Ball Lightning(74)
“Maybe for you. But me...?I can’t take it anymore,” I said, pulling at my hair.
“I don’t know whether or not supernatural phenomena exist, but what you’ve seen is certainly not that.”
His words calmed me down a bit, like an adult’s hand grabbed by a child in the terrifying dark, or the firm ground beneath a drowning man’s feet. But this feeling immediately made me depressed. Before Ding Yi, my mind was weak; before Lin Yun, my actions were weak. I was such a fucking weakling—no wonder I placed after Ding Yi and Jiang Xingchen in Lin Yun’s heart. Ball lightning had molded me into this form; from that night of terror in my youth, the shape of my psyche had been determined. I was destined to live my whole life with a terror no one else could feel.
Biting the bullet, I followed Ding Yi into my room. Past his thin shoulder I saw that the computer on the table had entered screen saver mode, the star field. Then the screen went dark. Ding Yi moved the mouse and the desktop came up again. I had to avert my eyes from the strange grass.
Ding Yi picked up the computer and, after inspecting it, passed it to me. “Take it apart.”
“No.” I pushed it aside. When I made contact with its warm case, my hand jerked back as if shocked. Something about it felt alive.
“Fine. I’ll take it apart. You look at the screen. And find a Phillips screwdriver.”
“You don’t need one. I didn’t put the screws back after the last time.”

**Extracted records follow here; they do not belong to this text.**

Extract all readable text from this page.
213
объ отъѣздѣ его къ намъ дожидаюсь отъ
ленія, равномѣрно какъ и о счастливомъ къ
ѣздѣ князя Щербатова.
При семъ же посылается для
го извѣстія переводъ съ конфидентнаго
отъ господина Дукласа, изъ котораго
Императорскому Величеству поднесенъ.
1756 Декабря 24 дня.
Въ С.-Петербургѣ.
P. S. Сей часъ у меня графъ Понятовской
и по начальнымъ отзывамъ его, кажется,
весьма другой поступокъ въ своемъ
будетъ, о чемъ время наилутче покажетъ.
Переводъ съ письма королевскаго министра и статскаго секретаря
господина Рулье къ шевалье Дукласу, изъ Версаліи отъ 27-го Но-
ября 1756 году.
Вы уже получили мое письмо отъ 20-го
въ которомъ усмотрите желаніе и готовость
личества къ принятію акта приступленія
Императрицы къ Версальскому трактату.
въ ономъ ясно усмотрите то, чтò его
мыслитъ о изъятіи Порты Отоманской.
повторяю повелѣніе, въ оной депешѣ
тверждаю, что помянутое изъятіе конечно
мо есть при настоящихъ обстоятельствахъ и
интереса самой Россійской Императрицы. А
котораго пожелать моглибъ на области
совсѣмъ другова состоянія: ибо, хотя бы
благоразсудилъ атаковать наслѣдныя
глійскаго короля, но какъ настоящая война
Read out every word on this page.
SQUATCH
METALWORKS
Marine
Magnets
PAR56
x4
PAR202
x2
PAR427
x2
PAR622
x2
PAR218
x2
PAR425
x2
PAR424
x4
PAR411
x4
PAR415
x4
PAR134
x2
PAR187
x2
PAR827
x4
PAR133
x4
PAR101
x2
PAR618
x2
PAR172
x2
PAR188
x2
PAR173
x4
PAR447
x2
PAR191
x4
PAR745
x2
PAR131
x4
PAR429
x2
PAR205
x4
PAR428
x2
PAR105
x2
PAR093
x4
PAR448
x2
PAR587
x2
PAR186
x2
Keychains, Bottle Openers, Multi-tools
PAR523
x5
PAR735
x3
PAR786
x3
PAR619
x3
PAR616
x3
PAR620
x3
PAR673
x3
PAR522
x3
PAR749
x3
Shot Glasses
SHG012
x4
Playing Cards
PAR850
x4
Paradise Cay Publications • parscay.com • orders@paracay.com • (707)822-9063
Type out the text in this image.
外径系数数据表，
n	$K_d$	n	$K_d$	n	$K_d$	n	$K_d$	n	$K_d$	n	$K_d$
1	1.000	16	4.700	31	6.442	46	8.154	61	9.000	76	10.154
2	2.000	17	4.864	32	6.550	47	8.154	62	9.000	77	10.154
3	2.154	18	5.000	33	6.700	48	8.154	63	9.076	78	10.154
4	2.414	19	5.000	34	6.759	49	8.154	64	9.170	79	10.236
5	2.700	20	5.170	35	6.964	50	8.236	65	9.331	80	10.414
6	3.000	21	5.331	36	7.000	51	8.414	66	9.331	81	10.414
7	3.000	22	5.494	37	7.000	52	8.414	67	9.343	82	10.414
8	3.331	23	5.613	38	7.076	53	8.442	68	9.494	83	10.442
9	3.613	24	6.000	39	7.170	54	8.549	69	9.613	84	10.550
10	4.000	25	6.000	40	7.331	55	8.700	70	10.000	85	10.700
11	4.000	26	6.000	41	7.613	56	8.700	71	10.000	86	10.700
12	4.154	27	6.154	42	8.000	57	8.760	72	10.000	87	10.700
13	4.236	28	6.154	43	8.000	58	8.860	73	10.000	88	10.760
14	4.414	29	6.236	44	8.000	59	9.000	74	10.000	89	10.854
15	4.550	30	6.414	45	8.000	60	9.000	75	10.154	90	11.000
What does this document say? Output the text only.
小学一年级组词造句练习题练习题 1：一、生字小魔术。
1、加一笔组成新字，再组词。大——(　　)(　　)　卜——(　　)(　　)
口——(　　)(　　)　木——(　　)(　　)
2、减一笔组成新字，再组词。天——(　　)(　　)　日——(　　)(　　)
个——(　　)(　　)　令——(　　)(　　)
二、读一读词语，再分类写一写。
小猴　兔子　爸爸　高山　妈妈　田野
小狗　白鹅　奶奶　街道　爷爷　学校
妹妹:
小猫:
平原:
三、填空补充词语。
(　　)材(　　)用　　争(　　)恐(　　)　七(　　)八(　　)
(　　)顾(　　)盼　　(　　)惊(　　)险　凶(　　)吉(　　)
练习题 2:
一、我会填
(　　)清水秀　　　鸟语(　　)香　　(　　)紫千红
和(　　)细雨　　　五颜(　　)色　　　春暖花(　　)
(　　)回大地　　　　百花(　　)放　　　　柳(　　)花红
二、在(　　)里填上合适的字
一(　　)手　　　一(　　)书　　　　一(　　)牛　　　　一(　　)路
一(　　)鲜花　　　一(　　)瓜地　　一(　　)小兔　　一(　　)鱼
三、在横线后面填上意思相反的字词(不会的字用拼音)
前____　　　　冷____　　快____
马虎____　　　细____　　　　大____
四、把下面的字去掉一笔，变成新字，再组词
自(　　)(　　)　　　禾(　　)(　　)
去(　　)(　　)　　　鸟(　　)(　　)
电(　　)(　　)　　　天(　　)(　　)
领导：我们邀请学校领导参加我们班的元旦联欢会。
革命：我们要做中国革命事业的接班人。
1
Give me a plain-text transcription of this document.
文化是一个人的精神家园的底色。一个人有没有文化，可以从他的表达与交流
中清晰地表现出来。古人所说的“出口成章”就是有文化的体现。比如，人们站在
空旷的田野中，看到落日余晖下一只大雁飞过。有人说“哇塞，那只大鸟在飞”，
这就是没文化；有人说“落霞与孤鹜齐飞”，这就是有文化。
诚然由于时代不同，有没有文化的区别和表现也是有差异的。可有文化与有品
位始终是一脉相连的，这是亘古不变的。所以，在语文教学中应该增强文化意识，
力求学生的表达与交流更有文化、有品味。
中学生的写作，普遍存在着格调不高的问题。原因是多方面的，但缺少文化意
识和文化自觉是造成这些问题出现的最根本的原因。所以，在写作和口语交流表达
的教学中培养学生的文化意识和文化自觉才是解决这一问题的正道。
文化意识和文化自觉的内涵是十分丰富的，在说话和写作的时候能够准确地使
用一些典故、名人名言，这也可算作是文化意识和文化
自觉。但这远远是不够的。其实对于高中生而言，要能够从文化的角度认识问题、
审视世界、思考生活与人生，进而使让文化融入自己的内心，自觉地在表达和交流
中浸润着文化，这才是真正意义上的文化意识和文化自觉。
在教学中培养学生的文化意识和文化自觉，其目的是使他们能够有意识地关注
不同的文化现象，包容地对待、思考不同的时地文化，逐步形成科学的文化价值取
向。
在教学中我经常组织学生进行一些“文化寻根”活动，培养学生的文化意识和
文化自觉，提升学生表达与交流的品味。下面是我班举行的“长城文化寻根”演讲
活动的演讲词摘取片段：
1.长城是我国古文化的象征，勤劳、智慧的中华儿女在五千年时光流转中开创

And so he began feeling around the laptop. They were ordinarily hard to dismantle, but mine was a late-model modular Dell, so he was easily able to open the bottom of the case. As he worked, he said, “Do you remember the first time we used the high-speed camera to record the ball lightning’s energy discharge? We played it back frame by frame, and when we reached the point where the incinerated wooden cube was a transparent outline, we paused the image. Do you remember what Lin Yun said then?”
“She shouted: ‘It’s like a cubic bubble!’ ”
“That’s right....?Pay attention to the screen as I look inside,” he said, then bent at the waist and peered into the interior of the open computer.
At that moment, the screen went black, except for two lines displaying a self-check error message, indicating that no CPU or memory had been found.
Ding Yi flipped over the computer to show me the motherboard, where the CPU and RAM slots were empty.
“The moment I observed this, the quantum wave function collapsed.” He set the computer carefully down on the table. Its screen remained black.
“Do you mean that the incinerated CPU and memory sticks exist in a quantum state, just like the macro-electrons?”
“Yes. In other words, when the chips experience matter-wave resonance with the macro-electron, they turn into a macro-particle in a quantum state. Ball lightning’s energy release is essentially the full or partial superposition of the probability clouds of it and its target. The chips’ state is indeterminate—they exist between two states, destroyed and undestroyed. Just now, when the computer started up, they were in the latter state, the CPU and memory completely unharmed and plugged into their slots in the motherboard. But when I observed them, their quantum states collapsed back into a destroyed state.”
“In the absence of the observer, when will the chips exist in an undestroyed state?”
“That’s undetermined. They only exist as the probability of an event. You can consider the chips in this computer to be within the probability cloud.”
“Then the animals that were burned up—are they in a quantum state, too?” I asked nervously, with the premonition that I was nearing an unbelievable truth.
Ding Yi nodded.
I didn’t have the courage to ask my next question, but Ding Yi looked calmly at me, and clearly knew what I was thinking.
“Yes, the people too. All the people who have been killed by ball lightning exist in a quantum state. Strictly speaking, they haven’t really died. They’re like Schr?dinger’s cat, and exist indeterminately in two states, living and dead.” Ding Yi stood up and walked to the window and looked out at the deep night. “To them, to be or not to be is indeed a question.”
“Can we see them?”
Ding Yi waved a hand at the window, as if resolutely dismissing the idea from my brain. “Impossible. We’ll never be able to see them, since their collapsed state is death. They exist alive for a certain probability of the quantum state, but when we appear as observers, they immediately collapse to a destroyed state, to their urns or graves.”
“Do you mean they’re alive in some parallel universe?”
“No, no. You’ve misunderstood. They live in our own world. Their probability cloud might cover quite a large area. Perhaps they’re even standing in this room, right behind you.”
The skin crawled on my back.
Ding Yi turned around and pointed behind me. “But when you turn around to take a look, they immediately collapse to a destroyed state. Trust me: neither you nor any other person will ever be able to see them. That includes cameras and other observers. Detection of their presence is impossible.”
“Can they leave traces behind in the real world that are not in a quantum state?”
“They can. I suspect you’ve already seen such traces.”
“Then why don’t they write me a letter!” I shouted, losing control. By “they,” I meant only two people.